Dua ayat di atas menjelaskan bahwa Islam mengajarkan untuk selalu bermusyawarah dalam memutuskan suatu perkara. Dalam bermusyawarah wajib menggunakan hati yang lapang untuk bisa menghargai dan menerima keputusan yang terbaik. Hal ini juga terintregrasi dengan sila ke-4 Pancasila.
Sila Kelima: Keadilan Sosial Bagi Seluruh Rakyat Indonesia
QS. Az-Zukhruf: 32
أَهُمْ يَقْسِمُونَ رَحْمَتَ رَبِّكَ ۚ نَحْنُ قَسَمْنَا بَيْنَهُم مَّعِيشَتَهُمْ فِى ٱلْحَيَوٰةِ ٱلدُّنْيَا ۚ وَرَفَعْنَا بَعْضَهُمْ فَوْقَ بَعْضٍۢ دَرَجَٰتٍۢ لِّيَتَّخِذَ بَعْضُهُم بَعْضًۭا سُخْرِيًّۭا ۗ وَرَحْمَتُ رَبِّكَ خَيْرٌۭ مِّمَّا يَجْمَعُونَ
“Apakah mereka yang membagi-bagi rahmat Tuhanmu? Kami telah menentukan antara mereka penghidupan mereka dalam kehidupan dunia, dan Kami telah meninggikan sebahagian mereka atas sebagian yang lain beberapa derajat, agar sebahagian mereka dapat memperkerjakan yang lain. Dan rahmat Tuhanmu lebih baik dari apa yang mereka kumpulkan.”
Imam Qatadah (salah satu mufasir) dan banyak dari ahli tafsir berpendapat bahwa ayat ini menjelaskan: Allah mencipatakan keadaan sosial yang berbeda-beda (ada yang kaya dan miskin) antar manusia, supaya yang kaya atau yang memiliki kekuatan harta bisa memberikan pekerjaan dan juga mengeluarkan zakat untuk membantu yang miskin.

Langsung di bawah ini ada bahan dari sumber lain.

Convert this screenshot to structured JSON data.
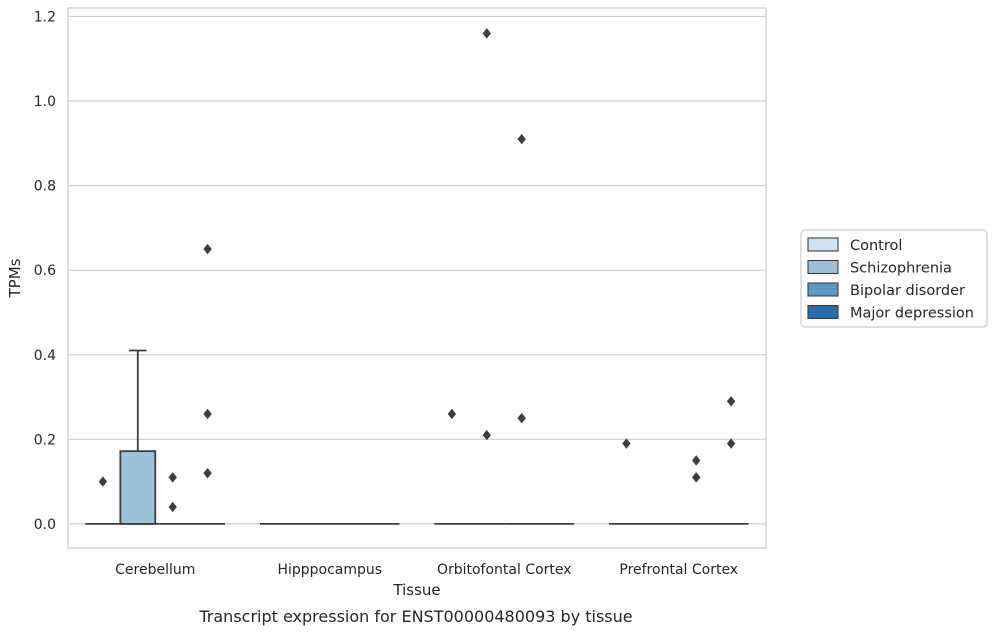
{
  "chart_data": {
    "type": "box",
    "title": "",
    "caption": "Transcript expression for ENST00000480093 by tissue",
    "xlabel": "Tissue",
    "ylabel": "TPMs",
    "ylim": [
      -0.057,
      1.22
    ],
    "yticks": [
      "0.0",
      "0.2",
      "0.4",
      "0.6",
      "0.8",
      "1.0",
      "1.2"
    ],
    "ytick_values": [
      0,
      0.2,
      0.4,
      0.6,
      0.8,
      1.0,
      1.2
    ],
    "grid": "horizontal",
    "legend_position": "right",
    "categories": [
      "Cerebellum",
      "Hipppocampus",
      "Orbitofontal Cortex",
      "Prefrontal Cortex"
    ],
    "series": [
      {
        "name": "Control",
        "color": "#d1e1f1",
        "boxes": [
          {
            "q1": 0,
            "median": 0,
            "q3": 0,
            "whisker_low": 0,
            "whisker_high": 0,
            "outliers": [
              0.1
            ]
          },
          {
            "q1": 0,
            "median": 0,
            "q3": 0,
            "whisker_low": 0,
            "whisker_high": 0,
            "outliers": []
          },
          {
            "q1": 0,
            "median": 0,
            "q3": 0,
            "whisker_low": 0,
            "whisker_high": 0,
            "outliers": [
              0.26
            ]
          },
          {
            "q1": 0,
            "median": 0,
            "q3": 0,
            "whisker_low": 0,
            "whisker_high": 0,
            "outliers": [
              0.19
            ]
          }
        ]
      },
      {
        "name": "Schizophrenia",
        "color": "#9cc2dc",
        "boxes": [
          {
            "q1": 0,
            "median": 0,
            "q3": 0.172,
            "whisker_low": 0,
            "whisker_high": 0.41,
            "outliers": []
          },
          {
            "q1": 0,
            "median": 0,
            "q3": 0,
            "whisker_low": 0,
            "whisker_high": 0,
            "outliers": []
          },
          {
            "q1": 0,
            "median": 0,
            "q3": 0,
            "whisker_low": 0,
            "whisker_high": 0,
            "outliers": [
              1.16,
              0.21
            ]
          },
          {
            "q1": 0,
            "median": 0,
            "q3": 0,
            "whisker_low": 0,
            "whisker_high": 0,
            "outliers": []
          }
        ]
      },
      {
        "name": "Bipolar disorder",
        "color": "#5a9ac8",
        "boxes": [
          {
            "q1": 0,
            "median": 0,
            "q3": 0,
            "whisker_low": 0,
            "whisker_high": 0,
            "outliers": [
              0.11,
              0.04
            ]
          },
          {
            "q1": 0,
            "median": 0,
            "q3": 0,
            "whisker_low": 0,
            "whisker_high": 0,
            "outliers": []
          },
          {
            "q1": 0,
            "median": 0,
            "q3": 0,
            "whisker_low": 0,
            "whisker_high": 0,
            "outliers": [
              0.91,
              0.25
            ]
          },
          {
            "q1": 0,
            "median": 0,
            "q3": 0,
            "whisker_low": 0,
            "whisker_high": 0,
            "outliers": [
              0.15,
              0.11
            ]
          }
        ]
      },
      {
        "name": "Major depression",
        "color": "#2d6aa8",
        "boxes": [
          {
            "q1": 0,
            "median": 0,
            "q3": 0,
            "whisker_low": 0,
            "whisker_high": 0,
            "outliers": [
              0.65,
              0.26,
              0.12
            ]
          },
          {
            "q1": 0,
            "median": 0,
            "q3": 0,
            "whisker_low": 0,
            "whisker_high": 0,
            "outliers": []
          },
          {
            "q1": 0,
            "median": 0,
            "q3": 0,
            "whisker_low": 0,
            "whisker_high": 0,
            "outliers": []
          },
          {
            "q1": 0,
            "median": 0,
            "q3": 0,
            "whisker_low": 0,
            "whisker_high": 0,
            "outliers": [
              0.29,
              0.19
            ]
          }
        ]
      }
    ]
  }
}
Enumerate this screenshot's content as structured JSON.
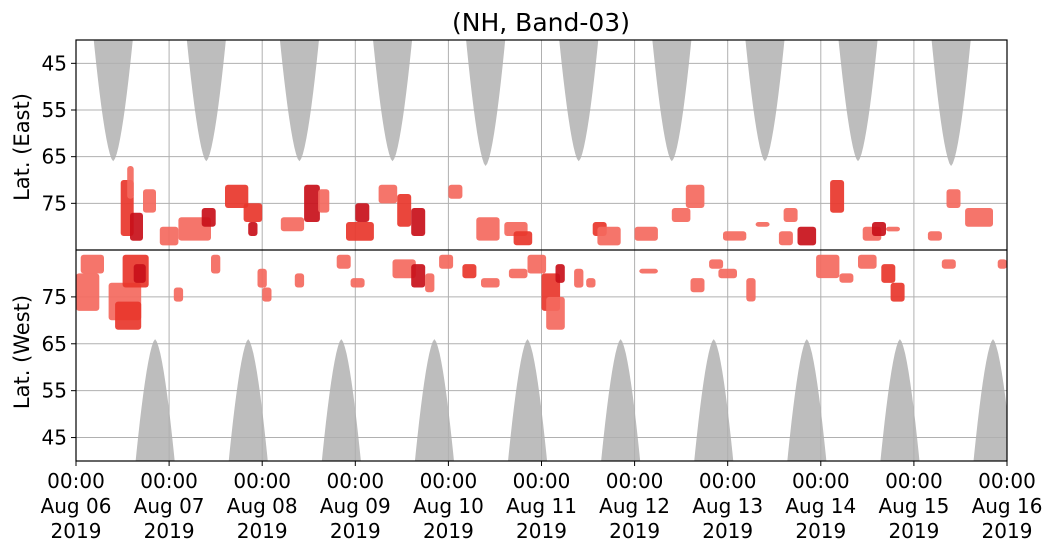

Bila difahami lebih dalam lagi maka bisa diambil pemahaman, setiap orang yang berstatus sosial lebih tinggi tidak boleh dzolim kepada yang lebih rendah. Zakat wajib mereka keluarkan demi terciptanya keadilan sosial bagi masyarakat.
Islam tidak anti pancasila, Islam sangat pancasilais. Siapa menjadi seorang muslim yang taat pada agamanya maka bisa dipastikan dia adalah orang yang pancasilais juga. Jangan ada lagi tuduhan bahwa orang Islam anti pancasila dan ingin menghapusnya.